Defendants argued that venue was improper because Victoria’s Secret Stores did not commit acts of infringement in the District, and the related defendants did not have regular and established places of business in the District.
The Federal Circuit noted that because each defendant is incorporated in Delaware, no defendant “resides” in Texas for the purpose of patent venue. Thus, to establish venue in this case, Andra must show that each Defendant committed acts of infringement and maintains a regular and established place of business in the Eastern District of Texas.
While Victoria’s Secret Stores did have a place of business in the District, the other defendants did not. Andra argued, however, that Victoria’s Secret Stores’ locations are “a regular and established place of business” of the related entities because Victoria’s Secret Stores’ employees are agents of the related defendants, or, alternatively, because the related defendants have ratified Victoria’s Secret Stores locations as their places of business.
The Federal Circuit examined the relationship between Victoria’s Secret Stores and the related entities, and agreed that none of the facts alleged by Andra are sufficient to prove that Stores employees are agents of the other defendants. On Andra’s ratification theory, the Federal Circuit noted that “where related companies have maintained corporate separateness, the place of business of one corporation is not imputed to the other for venue purposes. The Federal Circuit further noted that the fact that the entities work together in some aspects, is insufficient to show ratification.

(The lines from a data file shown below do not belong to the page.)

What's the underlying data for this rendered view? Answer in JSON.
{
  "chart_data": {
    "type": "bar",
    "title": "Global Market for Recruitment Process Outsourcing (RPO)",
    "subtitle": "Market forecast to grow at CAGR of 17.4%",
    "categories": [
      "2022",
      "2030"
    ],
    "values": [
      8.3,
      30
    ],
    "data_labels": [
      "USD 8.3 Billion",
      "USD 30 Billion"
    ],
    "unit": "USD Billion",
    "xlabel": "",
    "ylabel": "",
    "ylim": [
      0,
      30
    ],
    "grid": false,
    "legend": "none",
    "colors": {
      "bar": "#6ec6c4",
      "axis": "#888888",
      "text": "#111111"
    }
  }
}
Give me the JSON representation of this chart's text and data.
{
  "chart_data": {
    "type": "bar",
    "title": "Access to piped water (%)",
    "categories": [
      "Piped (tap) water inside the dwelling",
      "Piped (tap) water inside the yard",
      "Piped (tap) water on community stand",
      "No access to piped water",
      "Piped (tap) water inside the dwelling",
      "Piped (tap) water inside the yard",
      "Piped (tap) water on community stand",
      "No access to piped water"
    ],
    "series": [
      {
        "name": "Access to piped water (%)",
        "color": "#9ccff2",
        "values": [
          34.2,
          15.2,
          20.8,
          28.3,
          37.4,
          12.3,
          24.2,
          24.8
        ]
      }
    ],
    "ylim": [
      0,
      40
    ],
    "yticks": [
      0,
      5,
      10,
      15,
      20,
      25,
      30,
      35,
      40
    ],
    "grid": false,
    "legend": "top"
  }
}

Giving reasoned consideration to all relevant factors or attributes of the relationship between Victoria’s Secret Stores and the related defendants, the Federal Circuit concluded that Andra has not met its burden to show related entities have ratified Victoria’s Secret Stores locations as their own places of business such that they may be said to maintain a regular and established place of business in the District.
The Federal Circuit thus affirmed the dismissal of the related entities who did not maintain employees or agents in the District and had not ratified the locations of a related entity as their own.